Por Marcelo Guajardo, periodista y escritor
Escrito en coplas que fluyen con claridad y aplomo, solo interrumpidas por dos preciosas cuecas que aparecen en la mitad y al final del relato, el libro acierta en términos estéticos con un gran amarillo que le recorre de punta a cabo y que comanda toda la publicación. Este color encierra varios simbolismos significativos: el día que se abre con sus colores y esperanzas; la ciudad siempre gris se nos aparece aquí apacible y brillante, y finalmente, el gran ensamble del color con el canto a lo poeta de Rafael Rubio y el alegre trazo de acuarela de Gabriela Lyon.
El libro es en sí mismo una invitación nostálgica. Da la sensación que por un momento Santiago se convirtiera en un pequeño y tranquilo pueblo rural de principios del siglo XX. Esta decisión y su resultado material es precisamente el centro del libro y de su propuesta. Es posible, si miras como una niña que abre los ojos a un día soleado, que la ciudad se transforme en un pequeño mundo de hace cien años. Un lugar en donde estarán los mismos edificios y monumentos que han estado allí desde siempre; también sus nuevos y brillantes edificios de espejos. Pero, además, conviviendo con la modernidad, los cantores populares y su literatura de cordel, el comercio ambulante buscando su lugar, el mercado y sus viandas; esa barriga desbordante de la gran ciudad, los recovecos y callejuelas de la chimba, los artistas callejeros, las irreductibles palomas; el subsuelo del río, ese surco, antes de cal y canto, ahora de trenzas metálicas y concreto, todo en cuadros móviles que se persiguen, como Simón y Rafaela al importuno ladrón canino.

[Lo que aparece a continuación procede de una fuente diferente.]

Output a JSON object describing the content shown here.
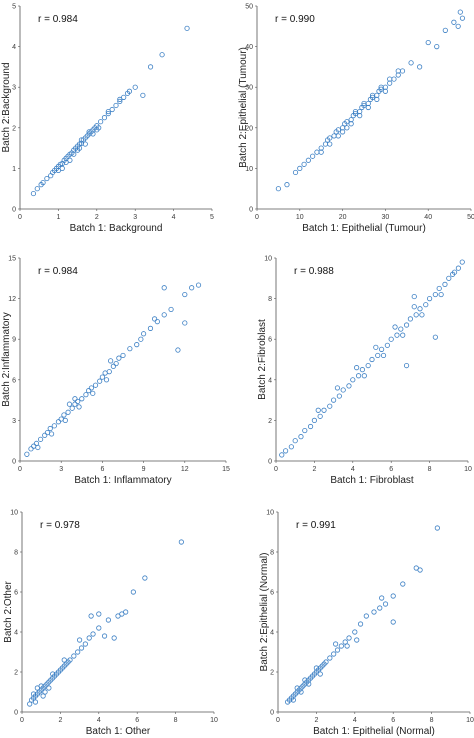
{
  "colors": {
    "marker": "#3b7fc4",
    "axis": "#555555"
  },
  "chart_data": [
    {
      "type": "scatter",
      "annotation": "r = 0.984",
      "xlabel": "Batch 1: Background",
      "ylabel": "Batch 2:Background",
      "xlim": [
        0,
        5
      ],
      "ylim": [
        0,
        5
      ],
      "xticks": [
        "0",
        "1",
        "2",
        "3",
        "4",
        "5"
      ],
      "yticks": [
        "0",
        "1",
        "2",
        "3",
        "4",
        "5"
      ],
      "grid": false,
      "marker": "circle (square for some)",
      "points": [
        [
          0.35,
          0.38
        ],
        [
          0.45,
          0.5
        ],
        [
          0.55,
          0.6
        ],
        [
          0.6,
          0.65
        ],
        [
          0.7,
          0.75
        ],
        [
          0.8,
          0.82
        ],
        [
          0.85,
          0.9
        ],
        [
          0.9,
          0.95
        ],
        [
          1.0,
          1.05
        ],
        [
          1.05,
          1.1
        ],
        [
          1.1,
          1.12
        ],
        [
          1.15,
          1.2
        ],
        [
          1.2,
          1.25
        ],
        [
          1.25,
          1.3
        ],
        [
          1.3,
          1.35
        ],
        [
          1.35,
          1.38
        ],
        [
          1.4,
          1.45
        ],
        [
          1.45,
          1.5
        ],
        [
          1.5,
          1.55
        ],
        [
          1.55,
          1.6
        ],
        [
          1.6,
          1.62
        ],
        [
          1.65,
          1.7
        ],
        [
          1.7,
          1.75
        ],
        [
          1.75,
          1.8
        ],
        [
          1.8,
          1.85
        ],
        [
          1.85,
          1.9
        ],
        [
          1.9,
          1.95
        ],
        [
          1.95,
          2.0
        ],
        [
          2.0,
          2.05
        ],
        [
          2.1,
          2.15
        ],
        [
          2.2,
          2.25
        ],
        [
          2.3,
          2.35
        ],
        [
          2.4,
          2.45
        ],
        [
          2.5,
          2.55
        ],
        [
          2.6,
          2.65
        ],
        [
          2.7,
          2.75
        ],
        [
          2.8,
          2.85
        ],
        [
          1.1,
          1.0
        ],
        [
          1.3,
          1.2
        ],
        [
          1.5,
          1.45
        ],
        [
          1.7,
          1.6
        ],
        [
          1.9,
          1.85
        ],
        [
          2.05,
          2.0
        ],
        [
          1.0,
          0.95
        ],
        [
          1.2,
          1.15
        ],
        [
          0.95,
          1.0
        ],
        [
          1.6,
          1.7
        ],
        [
          1.8,
          1.9
        ],
        [
          2.3,
          2.4
        ],
        [
          2.0,
          1.95
        ],
        [
          1.4,
          1.35
        ],
        [
          1.55,
          1.5
        ],
        [
          2.6,
          2.7
        ],
        [
          3.0,
          3.0
        ],
        [
          3.2,
          2.8
        ],
        [
          2.85,
          2.9
        ],
        [
          3.4,
          3.5
        ],
        [
          3.7,
          3.8
        ],
        [
          4.35,
          4.45
        ]
      ]
    },
    {
      "type": "scatter",
      "annotation": "r = 0.990",
      "xlabel": "Batch 1: Epithelial (Tumour)",
      "ylabel": "Batch 2:Epithelial (Tumour)",
      "xlim": [
        0,
        50
      ],
      "ylim": [
        0,
        50
      ],
      "xticks": [
        "0",
        "10",
        "20",
        "30",
        "40",
        "50"
      ],
      "yticks": [
        "0",
        "10",
        "20",
        "30",
        "40",
        "50"
      ],
      "grid": false,
      "points": [
        [
          5,
          5
        ],
        [
          7,
          6
        ],
        [
          9,
          9
        ],
        [
          10,
          10
        ],
        [
          11,
          11
        ],
        [
          12,
          12
        ],
        [
          13,
          13
        ],
        [
          14,
          14
        ],
        [
          15,
          15
        ],
        [
          16,
          16
        ],
        [
          16.5,
          17
        ],
        [
          17,
          17.5
        ],
        [
          18,
          18
        ],
        [
          18.5,
          19
        ],
        [
          19,
          19.5
        ],
        [
          20,
          20
        ],
        [
          20.5,
          21
        ],
        [
          21,
          21.5
        ],
        [
          22,
          22
        ],
        [
          22.5,
          23
        ],
        [
          23,
          23.5
        ],
        [
          24,
          24
        ],
        [
          24.5,
          25
        ],
        [
          25,
          25.5
        ],
        [
          26,
          26
        ],
        [
          26.5,
          27
        ],
        [
          27,
          27.5
        ],
        [
          28,
          28
        ],
        [
          28.5,
          29
        ],
        [
          29,
          29.5
        ],
        [
          30,
          30
        ],
        [
          31,
          31
        ],
        [
          32,
          32
        ],
        [
          33,
          33
        ],
        [
          34,
          34
        ],
        [
          20,
          19
        ],
        [
          22,
          21
        ],
        [
          24,
          23
        ],
        [
          26,
          25
        ],
        [
          28,
          27
        ],
        [
          23,
          24
        ],
        [
          25,
          26
        ],
        [
          27,
          28
        ],
        [
          29,
          30
        ],
        [
          31,
          32
        ],
        [
          21,
          20
        ],
        [
          30,
          29
        ],
        [
          33,
          34
        ],
        [
          36,
          36
        ],
        [
          38,
          35
        ],
        [
          40,
          41
        ],
        [
          42,
          40
        ],
        [
          44,
          44
        ],
        [
          46,
          46
        ],
        [
          47,
          45
        ],
        [
          48,
          47
        ],
        [
          47.5,
          48.5
        ],
        [
          19,
          18
        ],
        [
          15,
          14
        ],
        [
          17,
          16
        ]
      ]
    },
    {
      "type": "scatter",
      "annotation": "r = 0.984",
      "xlabel": "Batch 1: Inflammatory",
      "ylabel": "Batch 2:Inflammatory",
      "xlim": [
        0,
        15
      ],
      "ylim": [
        0,
        15
      ],
      "xticks": [
        "0",
        "3",
        "6",
        "9",
        "12",
        "15"
      ],
      "yticks": [
        "0",
        "3",
        "6",
        "9",
        "12",
        "15"
      ],
      "grid": false,
      "points": [
        [
          0.5,
          0.5
        ],
        [
          0.8,
          0.9
        ],
        [
          1.0,
          1.1
        ],
        [
          1.2,
          1.3
        ],
        [
          1.5,
          1.6
        ],
        [
          1.8,
          1.9
        ],
        [
          2.0,
          2.1
        ],
        [
          2.2,
          2.4
        ],
        [
          2.5,
          2.6
        ],
        [
          2.8,
          2.9
        ],
        [
          3.0,
          3.1
        ],
        [
          3.2,
          3.4
        ],
        [
          3.5,
          3.6
        ],
        [
          3.8,
          3.9
        ],
        [
          4.0,
          4.2
        ],
        [
          4.2,
          4.4
        ],
        [
          4.5,
          4.6
        ],
        [
          4.8,
          4.9
        ],
        [
          5.0,
          5.2
        ],
        [
          5.2,
          5.4
        ],
        [
          5.5,
          5.6
        ],
        [
          5.8,
          5.9
        ],
        [
          6.0,
          6.2
        ],
        [
          6.2,
          6.5
        ],
        [
          6.5,
          6.6
        ],
        [
          6.8,
          7.0
        ],
        [
          7.0,
          7.2
        ],
        [
          7.5,
          7.8
        ],
        [
          8.0,
          8.3
        ],
        [
          8.5,
          8.6
        ],
        [
          9.0,
          9.4
        ],
        [
          9.5,
          9.8
        ],
        [
          10.0,
          10.3
        ],
        [
          10.5,
          10.8
        ],
        [
          11.0,
          11.2
        ],
        [
          12.0,
          12.3
        ],
        [
          12.5,
          12.8
        ],
        [
          13.0,
          13.0
        ],
        [
          3.3,
          3.0
        ],
        [
          4.3,
          4.0
        ],
        [
          2.3,
          2.0
        ],
        [
          5.3,
          5.0
        ],
        [
          6.3,
          6.0
        ],
        [
          1.3,
          1.0
        ],
        [
          4.0,
          4.6
        ],
        [
          3.6,
          4.2
        ],
        [
          7.2,
          7.6
        ],
        [
          8.8,
          9.0
        ],
        [
          10.5,
          12.8
        ],
        [
          11.5,
          8.2
        ],
        [
          12.0,
          10.2
        ],
        [
          9.8,
          10.5
        ],
        [
          6.6,
          7.4
        ]
      ]
    },
    {
      "type": "scatter",
      "annotation": "r = 0.988",
      "xlabel": "Batch 1: Fibroblast",
      "ylabel": "Batch 2:Fibroblast",
      "xlim": [
        0,
        10
      ],
      "ylim": [
        0,
        10
      ],
      "xticks": [
        "0",
        "2",
        "4",
        "6",
        "8",
        "10"
      ],
      "yticks": [
        "0",
        "2",
        "4",
        "6",
        "8",
        "10"
      ],
      "grid": false,
      "points": [
        [
          0.3,
          0.3
        ],
        [
          0.5,
          0.5
        ],
        [
          0.8,
          0.7
        ],
        [
          1.0,
          1.0
        ],
        [
          1.3,
          1.2
        ],
        [
          1.5,
          1.5
        ],
        [
          1.8,
          1.7
        ],
        [
          2.0,
          2.0
        ],
        [
          2.3,
          2.2
        ],
        [
          2.5,
          2.5
        ],
        [
          2.8,
          2.7
        ],
        [
          3.0,
          3.0
        ],
        [
          3.3,
          3.2
        ],
        [
          3.5,
          3.5
        ],
        [
          3.8,
          3.7
        ],
        [
          4.0,
          4.0
        ],
        [
          4.3,
          4.2
        ],
        [
          4.5,
          4.5
        ],
        [
          4.8,
          4.7
        ],
        [
          5.0,
          5.0
        ],
        [
          5.3,
          5.2
        ],
        [
          5.5,
          5.5
        ],
        [
          5.8,
          5.7
        ],
        [
          6.0,
          6.0
        ],
        [
          6.3,
          6.2
        ],
        [
          6.5,
          6.5
        ],
        [
          6.8,
          6.7
        ],
        [
          7.0,
          7.0
        ],
        [
          7.3,
          7.2
        ],
        [
          7.5,
          7.5
        ],
        [
          7.8,
          7.7
        ],
        [
          8.0,
          8.0
        ],
        [
          8.3,
          8.2
        ],
        [
          8.5,
          8.5
        ],
        [
          8.8,
          8.7
        ],
        [
          9.0,
          9.0
        ],
        [
          9.3,
          9.3
        ],
        [
          9.5,
          9.5
        ],
        [
          9.7,
          9.8
        ],
        [
          2.2,
          2.5
        ],
        [
          3.2,
          3.6
        ],
        [
          4.2,
          4.6
        ],
        [
          5.2,
          5.6
        ],
        [
          6.2,
          6.6
        ],
        [
          7.2,
          7.6
        ],
        [
          4.6,
          4.2
        ],
        [
          5.6,
          5.2
        ],
        [
          6.6,
          6.2
        ],
        [
          7.6,
          7.2
        ],
        [
          8.6,
          8.2
        ],
        [
          6.8,
          4.7
        ],
        [
          8.3,
          6.1
        ],
        [
          7.2,
          8.1
        ],
        [
          9.2,
          9.2
        ]
      ]
    },
    {
      "type": "scatter",
      "annotation": "r = 0.978",
      "xlabel": "Batch 1: Other",
      "ylabel": "Batch 2:Other",
      "xlim": [
        0,
        10
      ],
      "ylim": [
        0,
        10
      ],
      "xticks": [
        "0",
        "2",
        "4",
        "6",
        "8",
        "10"
      ],
      "yticks": [
        "0",
        "2",
        "4",
        "6",
        "8",
        "10"
      ],
      "grid": false,
      "points": [
        [
          0.4,
          0.4
        ],
        [
          0.5,
          0.6
        ],
        [
          0.6,
          0.7
        ],
        [
          0.7,
          0.8
        ],
        [
          0.8,
          0.9
        ],
        [
          0.9,
          1.0
        ],
        [
          1.0,
          1.1
        ],
        [
          1.1,
          1.2
        ],
        [
          1.2,
          1.3
        ],
        [
          1.3,
          1.4
        ],
        [
          1.4,
          1.5
        ],
        [
          1.5,
          1.6
        ],
        [
          1.6,
          1.7
        ],
        [
          1.7,
          1.8
        ],
        [
          1.8,
          1.9
        ],
        [
          1.9,
          2.0
        ],
        [
          2.0,
          2.1
        ],
        [
          2.1,
          2.2
        ],
        [
          2.2,
          2.3
        ],
        [
          2.3,
          2.4
        ],
        [
          2.4,
          2.5
        ],
        [
          2.5,
          2.6
        ],
        [
          2.7,
          2.8
        ],
        [
          2.9,
          3.0
        ],
        [
          3.1,
          3.2
        ],
        [
          3.3,
          3.4
        ],
        [
          3.5,
          3.7
        ],
        [
          3.7,
          3.9
        ],
        [
          4.0,
          4.2
        ],
        [
          0.6,
          0.9
        ],
        [
          0.8,
          1.2
        ],
        [
          1.0,
          1.3
        ],
        [
          1.2,
          1.0
        ],
        [
          1.4,
          1.2
        ],
        [
          1.6,
          1.9
        ],
        [
          0.7,
          0.5
        ],
        [
          1.1,
          0.8
        ],
        [
          2.2,
          2.6
        ],
        [
          3.0,
          3.6
        ],
        [
          3.6,
          4.8
        ],
        [
          4.0,
          4.9
        ],
        [
          4.5,
          4.6
        ],
        [
          4.3,
          3.8
        ],
        [
          5.0,
          4.8
        ],
        [
          5.2,
          4.9
        ],
        [
          5.4,
          5.0
        ],
        [
          5.8,
          6.0
        ],
        [
          6.4,
          6.7
        ],
        [
          4.8,
          3.7
        ],
        [
          8.3,
          8.5
        ]
      ]
    },
    {
      "type": "scatter",
      "annotation": "r = 0.991",
      "xlabel": "Batch 1: Epithelial (Normal)",
      "ylabel": "Batch 2:Epithelial (Normal)",
      "xlim": [
        0,
        10
      ],
      "ylim": [
        0,
        10
      ],
      "xticks": [
        "0",
        "2",
        "4",
        "6",
        "8",
        "10"
      ],
      "yticks": [
        "0",
        "2",
        "4",
        "6",
        "8",
        "10"
      ],
      "grid": false,
      "points": [
        [
          0.5,
          0.5
        ],
        [
          0.6,
          0.6
        ],
        [
          0.7,
          0.7
        ],
        [
          0.8,
          0.8
        ],
        [
          0.9,
          0.9
        ],
        [
          1.0,
          1.0
        ],
        [
          1.1,
          1.1
        ],
        [
          1.2,
          1.2
        ],
        [
          1.3,
          1.3
        ],
        [
          1.4,
          1.4
        ],
        [
          1.5,
          1.5
        ],
        [
          1.6,
          1.6
        ],
        [
          1.7,
          1.7
        ],
        [
          1.8,
          1.8
        ],
        [
          1.9,
          1.9
        ],
        [
          2.0,
          2.0
        ],
        [
          2.1,
          2.1
        ],
        [
          2.2,
          2.2
        ],
        [
          2.3,
          2.3
        ],
        [
          2.4,
          2.4
        ],
        [
          2.5,
          2.5
        ],
        [
          2.7,
          2.7
        ],
        [
          2.9,
          2.9
        ],
        [
          3.1,
          3.1
        ],
        [
          3.3,
          3.3
        ],
        [
          3.5,
          3.5
        ],
        [
          3.7,
          3.7
        ],
        [
          4.0,
          4.0
        ],
        [
          4.3,
          4.4
        ],
        [
          4.6,
          4.8
        ],
        [
          5.0,
          5.0
        ],
        [
          5.3,
          5.2
        ],
        [
          5.6,
          5.4
        ],
        [
          6.0,
          5.8
        ],
        [
          6.5,
          6.4
        ],
        [
          7.2,
          7.2
        ],
        [
          7.4,
          7.1
        ],
        [
          8.3,
          9.2
        ],
        [
          0.8,
          0.6
        ],
        [
          1.0,
          1.2
        ],
        [
          1.2,
          1.0
        ],
        [
          1.4,
          1.6
        ],
        [
          1.6,
          1.4
        ],
        [
          2.0,
          2.2
        ],
        [
          2.2,
          1.9
        ],
        [
          3.0,
          3.4
        ],
        [
          3.6,
          3.3
        ],
        [
          4.1,
          3.6
        ],
        [
          6.0,
          4.5
        ],
        [
          5.4,
          5.7
        ]
      ]
    }
  ]
}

El sol despierta de una vez y lo inunda todo. Así como ha despertado Simón de su cama de cartón en la ribera del río. El inefable quiltro de nuestro Santiago abre sus ojos al nuevo día regalado y comienza su deambular pergeñando pequeños alimentos y cariño pasajero.
El Santiago de Un día soleado es una ciudad nueva y antigua a la vez, toda bajo el filtro del tiempo, el canto y la acuarela, juntas como antaño. Y seguramente, los mismos quiltros que siempre han deambulado por allí. Su amarillo es también su sepia y su retorno es su declaración: la ciudad y el sol que la alumbra puede ser un refugio para la sorpresa, la ternura, para la fragilidad de los colores, que se vuelven a ver como si nunca los hubiéramos visto.